Borer Elizabeth T, Grace James B, Harpole W Stanley, MacDougall Andrew S, Seabloom Eric W
Department of Ecology, Evolution, and Behavior, University of Minnesota, 1479 Gortner Avenue, 140 Gortner Laboratory, Saint Paul, Minnesota 55108, USA.
US Geological Survey, Wetland and Aquatic Research Center, 700 Cajundome Boulevard, Lafayette, Louisiana 70506, USA.
Nat Ecol Evol. 2017 Apr 20;1(5):118. doi: 10.1038/s41559-017-0118.
Earth's biodiversity and carbon uptake by plants, or primary productivity, are intricately interlinked, underlie many essential ecosystem processes, and depend on the interplay among environmental factors, many of which are being changed by human activities. While ecological theory generalizes across taxa and environments, most empirical tests of factors controlling diversity and productivity have been observational, single-site experiments, or meta-analyses, limiting our understanding of variation among site-level responses and tests of general mechanisms. A synthesis of results from ten years of a globally distributed, coordinated experiment, the Nutrient Network (NutNet), demonstrates that species diversity promotes ecosystem productivity and stability, and that nutrient supply and herbivory control diversity via changes in composition, including invasions of non-native species and extinction of native species. Distributed experimental networks are a powerful tool for tests and integration of multiple theories and for generating multivariate predictions about the effects of global changes on future ecosystems.

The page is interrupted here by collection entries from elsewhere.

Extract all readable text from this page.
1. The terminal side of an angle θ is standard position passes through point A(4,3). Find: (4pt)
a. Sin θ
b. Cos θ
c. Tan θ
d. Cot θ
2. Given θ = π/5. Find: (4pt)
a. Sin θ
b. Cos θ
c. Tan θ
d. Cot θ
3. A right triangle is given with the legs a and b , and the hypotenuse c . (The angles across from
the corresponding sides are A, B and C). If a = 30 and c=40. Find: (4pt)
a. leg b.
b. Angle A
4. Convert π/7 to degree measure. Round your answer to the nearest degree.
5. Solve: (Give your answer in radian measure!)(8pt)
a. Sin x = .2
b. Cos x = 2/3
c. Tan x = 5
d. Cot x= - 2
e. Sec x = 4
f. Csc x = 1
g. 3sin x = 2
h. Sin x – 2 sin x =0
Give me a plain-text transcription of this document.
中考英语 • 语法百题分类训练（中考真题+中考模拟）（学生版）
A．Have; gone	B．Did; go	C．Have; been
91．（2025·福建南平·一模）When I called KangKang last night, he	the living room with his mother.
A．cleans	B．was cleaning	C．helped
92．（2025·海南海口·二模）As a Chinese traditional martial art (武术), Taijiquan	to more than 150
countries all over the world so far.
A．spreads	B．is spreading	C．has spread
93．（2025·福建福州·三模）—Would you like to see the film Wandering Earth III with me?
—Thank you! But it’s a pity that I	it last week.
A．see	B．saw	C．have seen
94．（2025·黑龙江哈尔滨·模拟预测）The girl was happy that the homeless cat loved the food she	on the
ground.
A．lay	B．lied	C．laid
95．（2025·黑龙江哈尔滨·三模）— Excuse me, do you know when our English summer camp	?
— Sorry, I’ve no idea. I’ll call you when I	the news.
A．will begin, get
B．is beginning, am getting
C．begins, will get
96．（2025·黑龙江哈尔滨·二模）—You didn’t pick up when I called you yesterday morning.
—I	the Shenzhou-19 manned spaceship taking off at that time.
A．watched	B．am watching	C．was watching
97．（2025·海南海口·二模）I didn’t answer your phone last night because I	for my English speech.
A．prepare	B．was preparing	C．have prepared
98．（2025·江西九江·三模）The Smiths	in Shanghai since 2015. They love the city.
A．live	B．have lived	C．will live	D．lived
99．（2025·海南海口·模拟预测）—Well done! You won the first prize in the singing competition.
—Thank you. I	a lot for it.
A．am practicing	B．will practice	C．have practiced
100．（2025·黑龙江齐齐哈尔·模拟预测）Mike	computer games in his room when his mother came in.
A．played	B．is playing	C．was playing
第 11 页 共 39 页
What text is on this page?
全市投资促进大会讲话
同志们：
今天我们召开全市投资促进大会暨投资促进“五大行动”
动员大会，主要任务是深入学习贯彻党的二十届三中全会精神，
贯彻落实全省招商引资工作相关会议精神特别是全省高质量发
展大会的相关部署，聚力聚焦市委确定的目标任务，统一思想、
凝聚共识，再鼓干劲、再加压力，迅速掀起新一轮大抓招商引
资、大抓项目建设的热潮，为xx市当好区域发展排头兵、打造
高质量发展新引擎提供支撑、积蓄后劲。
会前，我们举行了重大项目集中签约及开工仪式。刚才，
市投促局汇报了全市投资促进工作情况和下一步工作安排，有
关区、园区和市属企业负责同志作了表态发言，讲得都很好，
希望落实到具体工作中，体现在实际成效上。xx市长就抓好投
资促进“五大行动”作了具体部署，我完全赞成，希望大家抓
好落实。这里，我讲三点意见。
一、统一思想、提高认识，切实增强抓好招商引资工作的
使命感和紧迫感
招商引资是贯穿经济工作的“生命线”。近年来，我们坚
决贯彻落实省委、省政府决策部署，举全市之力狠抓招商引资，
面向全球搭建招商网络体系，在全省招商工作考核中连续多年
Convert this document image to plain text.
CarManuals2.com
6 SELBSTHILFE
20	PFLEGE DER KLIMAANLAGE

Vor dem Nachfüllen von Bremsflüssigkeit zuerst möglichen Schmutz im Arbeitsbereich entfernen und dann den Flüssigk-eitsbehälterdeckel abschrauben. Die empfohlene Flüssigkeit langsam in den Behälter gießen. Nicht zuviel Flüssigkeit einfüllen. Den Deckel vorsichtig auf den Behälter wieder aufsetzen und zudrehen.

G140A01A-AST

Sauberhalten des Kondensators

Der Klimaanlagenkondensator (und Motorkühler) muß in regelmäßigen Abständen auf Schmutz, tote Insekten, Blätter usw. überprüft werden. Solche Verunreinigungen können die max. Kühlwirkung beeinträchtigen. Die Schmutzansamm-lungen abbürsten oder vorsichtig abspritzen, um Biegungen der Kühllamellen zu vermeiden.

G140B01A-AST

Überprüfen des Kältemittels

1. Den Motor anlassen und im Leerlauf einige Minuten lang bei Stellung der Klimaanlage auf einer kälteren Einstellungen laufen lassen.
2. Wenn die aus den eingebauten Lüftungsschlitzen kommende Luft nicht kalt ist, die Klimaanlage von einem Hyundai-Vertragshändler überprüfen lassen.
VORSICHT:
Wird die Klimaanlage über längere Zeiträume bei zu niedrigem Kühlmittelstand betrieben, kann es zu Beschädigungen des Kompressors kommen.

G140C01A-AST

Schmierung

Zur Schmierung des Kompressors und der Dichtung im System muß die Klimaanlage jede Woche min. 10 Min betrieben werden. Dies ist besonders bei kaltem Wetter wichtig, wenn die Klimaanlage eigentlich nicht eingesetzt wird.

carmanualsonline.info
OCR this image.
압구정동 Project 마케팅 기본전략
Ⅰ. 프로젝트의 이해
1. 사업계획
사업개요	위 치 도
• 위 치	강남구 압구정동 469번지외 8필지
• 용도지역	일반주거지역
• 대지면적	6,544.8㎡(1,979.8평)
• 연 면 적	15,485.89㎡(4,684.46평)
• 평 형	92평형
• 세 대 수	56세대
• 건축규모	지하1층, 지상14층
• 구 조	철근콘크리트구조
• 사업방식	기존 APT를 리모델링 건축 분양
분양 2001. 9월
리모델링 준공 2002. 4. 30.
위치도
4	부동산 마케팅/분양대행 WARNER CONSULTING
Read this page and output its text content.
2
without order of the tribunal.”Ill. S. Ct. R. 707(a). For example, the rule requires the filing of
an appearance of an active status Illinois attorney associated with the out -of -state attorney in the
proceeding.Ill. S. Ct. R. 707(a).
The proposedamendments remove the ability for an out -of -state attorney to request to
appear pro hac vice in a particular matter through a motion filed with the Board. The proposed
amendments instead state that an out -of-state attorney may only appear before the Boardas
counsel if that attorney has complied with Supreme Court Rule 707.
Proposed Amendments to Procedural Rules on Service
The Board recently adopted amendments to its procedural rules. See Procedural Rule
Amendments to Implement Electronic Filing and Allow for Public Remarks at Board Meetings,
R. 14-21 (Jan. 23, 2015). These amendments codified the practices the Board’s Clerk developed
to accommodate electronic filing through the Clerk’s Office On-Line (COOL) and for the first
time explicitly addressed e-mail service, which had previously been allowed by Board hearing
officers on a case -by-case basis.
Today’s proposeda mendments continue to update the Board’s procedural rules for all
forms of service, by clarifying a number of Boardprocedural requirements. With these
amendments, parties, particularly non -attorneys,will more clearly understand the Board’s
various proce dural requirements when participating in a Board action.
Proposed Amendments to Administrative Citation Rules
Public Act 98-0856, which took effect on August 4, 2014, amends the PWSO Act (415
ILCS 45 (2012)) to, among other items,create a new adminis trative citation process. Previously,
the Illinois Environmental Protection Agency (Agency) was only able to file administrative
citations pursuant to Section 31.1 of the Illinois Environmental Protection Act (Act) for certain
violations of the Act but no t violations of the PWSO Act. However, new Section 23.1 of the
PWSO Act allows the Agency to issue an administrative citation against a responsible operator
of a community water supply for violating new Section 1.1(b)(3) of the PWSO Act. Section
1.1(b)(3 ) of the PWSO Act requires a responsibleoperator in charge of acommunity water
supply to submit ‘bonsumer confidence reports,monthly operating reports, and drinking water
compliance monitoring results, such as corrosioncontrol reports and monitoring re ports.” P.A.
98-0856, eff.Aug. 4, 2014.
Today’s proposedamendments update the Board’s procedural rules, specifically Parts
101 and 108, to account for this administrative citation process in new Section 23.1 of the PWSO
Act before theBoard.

地球上的生物多样性与植物的碳吸收(即初级生产力)紧密相连,是许多重要生态系统过程的基础,并且依赖于环境因素之间的相互作用,其中许多环境因素正因人类活动而发生改变。虽然生态理论适用于不同的分类群和环境,但大多数关于控制多样性和生产力的因素的实证检验都是观测性的、单站点实验或元分析,这限制了我们对站点水平响应差异的理解以及对一般机制的检验。一项对全球分布、协调进行了十年的实验——营养网络(NutNet)的结果综合表明,物种多样性促进生态系统生产力和稳定性,并且养分供应和食草作用通过组成变化(包括非本地物种入侵和本地物种灭绝)来控制多样性。分布式实验网络是检验和整合多种理论以及对全球变化对未来生态系统的影响进行多变量预测的有力工具。